Nice non-specific introduction aside, my problem comes from a bigger context:
I am writing a Teamviewer clone, and its desktop frontend runs on Windows Presentation Foundation (WPF). (Disclaimer ahead: I’m a novice. If you want to help, email me.) I take screenshots and send them via asynchronous channels through SignalR1. The WPF client works with two threads: a transfer and a render thread. They are bound by a thread-safe queue, BlockingCollection<T>: the first thread receives the frame and adds it to the queue; the second thread dequeues a frame and renders it.
Working with .NET is almost a dream come true. The next step after finishing the desktop client was to create a web client responsible only for controlling the other peer’s screen2. For me, Blazor WebAssembly is probably the only frontend framework I can tolerate working with. It allows you to use C# code instead of JavaScript for most of your typical tasks related to writing webpages. As such, porting my code from the WPF client should be as easy as copy-paste, right? It would be indeed if it weren’t for a bug in the rendering thread. The receiving thread queued frames like a champ, but the rendering thread unexplicably got stuck at dequeuing them. What was going on?

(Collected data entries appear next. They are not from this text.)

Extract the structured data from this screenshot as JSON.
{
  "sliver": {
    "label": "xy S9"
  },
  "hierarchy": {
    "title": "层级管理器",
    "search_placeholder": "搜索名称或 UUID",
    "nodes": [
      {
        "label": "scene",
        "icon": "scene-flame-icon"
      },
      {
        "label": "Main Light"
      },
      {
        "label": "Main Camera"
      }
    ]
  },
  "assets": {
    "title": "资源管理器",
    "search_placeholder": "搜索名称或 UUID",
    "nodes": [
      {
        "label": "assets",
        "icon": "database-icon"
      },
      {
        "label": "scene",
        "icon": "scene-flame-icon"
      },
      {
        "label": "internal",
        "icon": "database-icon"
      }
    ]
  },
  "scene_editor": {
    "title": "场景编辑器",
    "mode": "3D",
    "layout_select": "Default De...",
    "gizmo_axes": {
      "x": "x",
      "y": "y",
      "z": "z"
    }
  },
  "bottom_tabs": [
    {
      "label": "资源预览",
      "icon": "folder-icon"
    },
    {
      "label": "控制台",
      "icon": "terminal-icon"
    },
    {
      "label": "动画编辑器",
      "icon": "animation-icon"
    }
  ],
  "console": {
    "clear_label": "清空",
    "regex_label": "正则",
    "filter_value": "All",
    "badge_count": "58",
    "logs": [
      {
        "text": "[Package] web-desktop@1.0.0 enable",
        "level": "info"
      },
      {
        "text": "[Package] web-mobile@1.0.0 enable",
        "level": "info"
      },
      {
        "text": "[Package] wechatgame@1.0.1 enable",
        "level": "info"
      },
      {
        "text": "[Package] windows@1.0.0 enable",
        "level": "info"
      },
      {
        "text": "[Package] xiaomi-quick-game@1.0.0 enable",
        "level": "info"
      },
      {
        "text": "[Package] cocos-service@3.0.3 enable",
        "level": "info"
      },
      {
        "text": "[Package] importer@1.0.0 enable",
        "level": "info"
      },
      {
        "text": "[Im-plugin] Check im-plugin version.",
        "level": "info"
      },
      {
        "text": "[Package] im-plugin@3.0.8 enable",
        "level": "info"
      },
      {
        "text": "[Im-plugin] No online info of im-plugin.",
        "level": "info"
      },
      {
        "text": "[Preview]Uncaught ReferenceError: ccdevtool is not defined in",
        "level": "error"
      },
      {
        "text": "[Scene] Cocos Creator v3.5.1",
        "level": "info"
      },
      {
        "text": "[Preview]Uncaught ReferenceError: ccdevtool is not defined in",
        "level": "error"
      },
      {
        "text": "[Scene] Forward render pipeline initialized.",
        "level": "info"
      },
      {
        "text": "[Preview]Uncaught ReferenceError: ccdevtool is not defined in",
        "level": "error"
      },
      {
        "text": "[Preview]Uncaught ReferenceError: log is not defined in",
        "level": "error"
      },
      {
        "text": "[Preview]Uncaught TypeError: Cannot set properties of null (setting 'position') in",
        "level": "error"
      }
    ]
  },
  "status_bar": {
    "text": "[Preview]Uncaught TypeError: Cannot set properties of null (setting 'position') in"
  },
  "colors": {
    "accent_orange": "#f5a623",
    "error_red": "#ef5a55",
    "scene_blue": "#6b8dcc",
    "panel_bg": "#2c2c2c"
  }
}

The cause was for sure BlockingCollection<T>’s dequeue method, but why? I’ve spoken with some friends for advice, and after some time somebody spotted in the documentation this pesky attribute:
[System.Runtime.Versioning.UnsupportedOSPlatform(“browser”)]3
I indeed don’t look at classes’ attributes and inheritance chains, but this one made my day. And, circling back, there is no justification as to why it’s unsupported, nor is there any information on the web or people discussing this oddity, apart from a minimalistic pull request on GitHub that gave an alternative, BufferBlock<T>.
Notes
The only way to send streams of data in SignalR is via asynchronous channels that work in a very weird way. On the sharing side, you transmit your byte stream to the SignalR hub without problems, you call a hub’s method and send a .NET Channel object as a parameter. The problem arises when you want to stream that data from the hub to the receiving end. You can’t. The receiving end must also call a hub’s method with a Channel object for the SignalR hub to send data back. So the only solution to this is for the sender to send their data, the hub stores the data in a queue, and the receiver must call another hub method to dequeue and download the data. Before sending streams of data, the simplest way to use SignalR is via callback methods that you register when you connect to the hub: the sender calls a method in the hub, and the hub can easily and asynchronously call the registered method on the receiving client. Working with Channels completely breaks this pattern, and I find it very annoying. ↩
The way Teamviewer apps work is like this: the person sharing their screen must have a client able to stream a video feed of their screen and be able to access an OS-specific API for controlling the mouse and keyboard; the person controlling the peer’s screen must only be able to display the video feed and register mouse and keyboard events. Browsers don’t allow access to OS APIs, so you can’t be the peer that shares their screen (actually, browsers let you stream a video feed, but they don’t allow OS API access); instead, you can be the peer that controls somebody’s screen since browsers allow capturing mouse and keyboard events. ↩
Meaning Blazor WebAssembly, the only “platform” that runs in the browser. There is another flavour of Blazor: “Blazor Web App” that renders pages on the server, so the C# code runs too on the server, not inside the browser. ↩